Bill C-2 should be amended to delete

– the proposed amendments that would add paragraphs (c) and (d) to s. 163.1(1) to unduly expand the definition of child pornography beyond the current provisions; and

– the proposed new s. 163.1(6) containing a defence of “legitimate purpose related to the administration of justice or to science, medicine, education or art” and a reverse onus of proving that an undue risk of harm is not posed to persons under the age of 18; the current defence of “artistic merit or an educational, scientific or medical purpose” should be retained.

5 Retention of an age of consent for anal intercourse that contravenes the Canadian Charter of Rights and Freedoms – s. 159(1)(b)

Bill C-2 leaves unchanged the provision of s. 159(1)(b) that sets the age of consent for anal intercourse at 18 years. In contrast, other provisions of the Criminal Code, as previously noted, generally establish 14 years as the age of consent for sexual acts. The differential and discriminatory age of consent for anal intercourse was ruled in 1994 by two judgements (the Ontario Court of Appeal and the Federal Court of Canada) to contravene the equality rights provisions of the Canadian Charter of Rights and Freedoms because it discriminates on the basis of age. Yet, the government of Canada has not amended s. 159(1)(b) to comply with those judgements. In addition, we note that s. 159(1)(b) discriminates on the basis of sexual orientation, as it has a disproportionately adverse impact on young gay men for whom anal intercourse is a form of sexual expression.
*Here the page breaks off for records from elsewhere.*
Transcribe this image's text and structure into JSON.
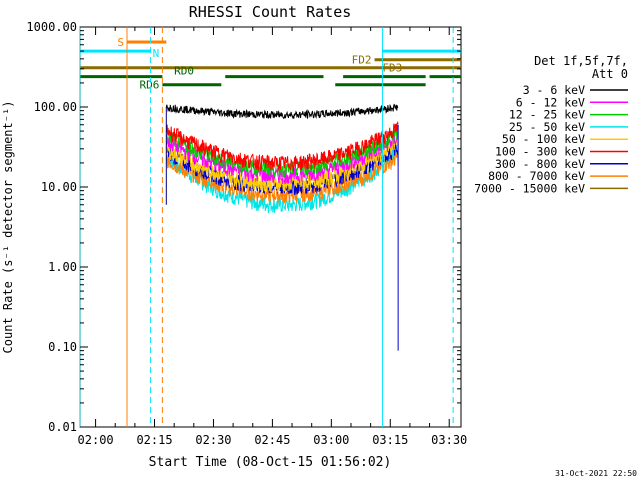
{
  "chart_data": {
    "type": "line",
    "title": "RHESSI Count Rates",
    "xlabel": "Start Time (08-Oct-15 01:56:02)",
    "ylabel": "Count Rate (s⁻¹ detector segment⁻¹)",
    "y_scale": "log",
    "ylim": [
      0.01,
      1000
    ],
    "xlim": [
      "01:56:02",
      "03:33:00"
    ],
    "x_ticks": [
      "02:00",
      "02:15",
      "02:30",
      "02:45",
      "03:00",
      "03:15",
      "03:30"
    ],
    "y_ticks": [
      "0.01",
      "0.10",
      "1.00",
      "10.00",
      "100.00",
      "1000.00"
    ],
    "grid": false,
    "legend_header": [
      "Det 1f,5f,7f,",
      "Att 0"
    ],
    "legend_placement": "right",
    "data_window": {
      "start": "02:18",
      "end": "03:17"
    },
    "series": [
      {
        "name": "3 - 6 keV",
        "color": "#000000",
        "start": 100,
        "mid": 80,
        "end": 100
      },
      {
        "name": "6 - 12 keV",
        "color": "#ff00ff",
        "start": 38,
        "mid": 14,
        "end": 42
      },
      {
        "name": "12 - 25 keV",
        "color": "#00cc00",
        "start": 45,
        "mid": 17,
        "end": 48
      },
      {
        "name": "25 - 50 keV",
        "color": "#00e5e5",
        "start": 24,
        "mid": 6,
        "end": 28
      },
      {
        "name": "50 - 100 keV",
        "color": "#ffcc00",
        "start": 30,
        "mid": 11,
        "end": 36
      },
      {
        "name": "100 - 300 keV",
        "color": "#ff0000",
        "start": 52,
        "mid": 20,
        "end": 55
      },
      {
        "name": "300 - 800 keV",
        "color": "#0000cc",
        "start": 28,
        "mid": 10,
        "end": 32
      },
      {
        "name": "800 - 7000 keV",
        "color": "#ff8000",
        "start": 22,
        "mid": 8,
        "end": 24
      },
      {
        "name": "7000 - 15000 keV",
        "color": "#8b6a00",
        "start": 0,
        "mid": 0,
        "end": 0
      }
    ],
    "flag_bars": [
      {
        "label": "S",
        "color": "#ff8000",
        "start": "02:08",
        "end": "02:18",
        "level": 650,
        "label_pos": "left"
      },
      {
        "label": "N",
        "color": "#00e5ff",
        "start": "01:56",
        "end": "02:14",
        "level": 500,
        "label_pos": "right"
      },
      {
        "label": "",
        "color": "#00e5ff",
        "start": "03:13",
        "end": "03:33",
        "level": 500
      },
      {
        "label": "FD2",
        "color": "#8b6a00",
        "start": "03:11",
        "end": "03:33",
        "level": 390,
        "label_pos": "left"
      },
      {
        "label": "FD3",
        "color": "#8b6a00",
        "start": "01:56",
        "end": "03:33",
        "level": 310,
        "label_pos": "below-right"
      },
      {
        "label": "",
        "color": "#006400",
        "start": "01:56",
        "end": "02:17",
        "level": 240
      },
      {
        "label": "RD0",
        "color": "#006400",
        "start": "02:33",
        "end": "02:58",
        "level": 240
      },
      {
        "label": "",
        "color": "#006400",
        "start": "03:03",
        "end": "03:24",
        "level": 240
      },
      {
        "label": "",
        "color": "#006400",
        "start": "03:25",
        "end": "03:33",
        "level": 240
      },
      {
        "label": "RD6",
        "color": "#006400",
        "start": "02:17",
        "end": "02:32",
        "level": 190,
        "label_pos": "left"
      },
      {
        "label": "",
        "color": "#006400",
        "start": "03:01",
        "end": "03:24",
        "level": 190
      }
    ],
    "vertical_lines": [
      {
        "time": "02:08",
        "color": "#ff8000",
        "style": "solid"
      },
      {
        "time": "02:14",
        "color": "#00e5ff",
        "style": "dashed"
      },
      {
        "time": "02:17",
        "color": "#ff8000",
        "style": "dashed"
      },
      {
        "time": "03:13",
        "color": "#00e5ff",
        "style": "solid"
      },
      {
        "time": "03:31",
        "color": "#00e5ff",
        "style": "dashed"
      },
      {
        "time": "01:56",
        "color": "#00e5ff",
        "style": "solid"
      }
    ]
  },
  "footer": {
    "timestamp": "31-Oct-2021 22:50"
  }
}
Bill C-2 should be amended to replace the age of consent of 18 years for anal intercourse in s. 159(1)(b) with the age of consent of 14 years, thus establishing a consistent age of consent for all forms of sexual acts.

6 Conclusion

Clearly children need to be protected from harmful experiences, but we are worried by the notion that seems to underlie much of the dialogue accompanying this legislation that sex is itself a harmful experience from which young people need to be protected. Sex is a normal and natural part of life that young people need to know about, to be able to assess, and then, we hope, to enjoy. We see education and discussion as the best means to bring this about and, since parents cannot be relied on to provide this, we think it should happen in the schools.

The Criminal Code amendments contained in Bill C-2 are an unnecessary and inappropriate response to addressing the vulnerability of young persons. We are concerned that rather than increasing protection for children and young persons, Bill C-2 can and will be used to keep young people in the dark when their best resource and defence is knowledge. We also fear they will be used, in order to attack and repress, disproportionately against same-sex consenting relationships or the description or depiction of such relationships.